Last month, North Korea failed to launch what it described as a satellite launch, but what most other countries believed was a pretext for long-range missile testing. This broke the agreement with the United States that would have traded food aid for access to North Korea’s nuclear facilities. North Korea has since announced that it is preparing for its third underground nuclear test since 2006. Some believe that a nuclear test would compensate for April’s failed rocket launch. Should North Korea pursue this test, the Group of Eight world leaders very likely will increase sanctions against the country. Some wonder if North Korea is prepared to conduct a nuclear weapons test at this time. Yesterday, North Korea ruled out testing a nuclear weapon but stated it will bolster its nuclear deterrence and its sovereign right to launch satellites. Its government was angry at the Group of Eight nation’s condemnation of its failed long-range rocket launch last month. “Absolutely intolerable is G8′s reckless political provocation to violate the sacred sovereignty of the DPRK (North Korea) steeped in the bad habit of supporting the U.S. hostile policy towards the DPRK in disregard of justice and truth. We will bravely frustrate all the obstructions of the hostile forces and continue legitimately exercising our sovereign right to launch satellites to meet the indispensable requirements for building an economic power,” said a North Korean official.

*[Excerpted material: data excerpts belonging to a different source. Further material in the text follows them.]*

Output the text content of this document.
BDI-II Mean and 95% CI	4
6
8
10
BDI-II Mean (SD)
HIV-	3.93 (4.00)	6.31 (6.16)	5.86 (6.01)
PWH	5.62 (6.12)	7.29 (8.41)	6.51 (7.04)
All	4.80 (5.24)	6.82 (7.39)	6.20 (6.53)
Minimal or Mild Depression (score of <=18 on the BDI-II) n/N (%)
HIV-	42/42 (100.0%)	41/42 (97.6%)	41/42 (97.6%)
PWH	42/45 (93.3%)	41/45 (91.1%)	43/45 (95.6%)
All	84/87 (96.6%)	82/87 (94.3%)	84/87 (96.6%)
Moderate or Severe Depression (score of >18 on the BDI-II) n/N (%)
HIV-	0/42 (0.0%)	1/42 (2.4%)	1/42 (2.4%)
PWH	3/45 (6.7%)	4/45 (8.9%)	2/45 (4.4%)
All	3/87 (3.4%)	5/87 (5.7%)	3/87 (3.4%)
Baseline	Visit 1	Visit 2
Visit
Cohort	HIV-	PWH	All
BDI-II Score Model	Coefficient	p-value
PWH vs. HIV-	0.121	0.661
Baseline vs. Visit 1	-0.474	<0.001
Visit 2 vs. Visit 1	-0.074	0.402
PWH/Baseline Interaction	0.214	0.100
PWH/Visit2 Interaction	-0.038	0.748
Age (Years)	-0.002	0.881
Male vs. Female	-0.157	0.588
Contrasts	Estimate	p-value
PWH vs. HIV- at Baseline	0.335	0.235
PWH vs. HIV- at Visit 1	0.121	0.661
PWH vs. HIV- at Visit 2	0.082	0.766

The United States is not the only country frustrated with North Korea. China has taken a lot of internal criticism since North Koreans took 29 Chinese fisherman hostage for almost two weeks of captivity this month. Armed North Koreans forcibly boarded three Chinese fishing vessels in Chinese waters on the Yellow Sea and demanded almost $190,000 for return of the boats and fishermen. The fishermen were released this week after they claimed they were beaten, robbed, stripped and given starvation rations. Last year Chinese President Hu Jintao proposed that North Korea and China “strengthen strategic communications on matters of grave importance” in an effort to get North Korea to consult or inform China before North Korea acted on issues of mutual interest. China shares some common interests with the United States, specifically standing for a nuclear-free Korean Peninsula and for peace and stability I the Northeast Asia region.
It is still too early to know what Kim Jong Un will or will not do with respect to a potential nuclear weapons test. Very likely, the plan he is following was created before he came to power. Like many times before, the ball back in the United States’ court as the government weighs its options of how to respond to the latest North Korean move.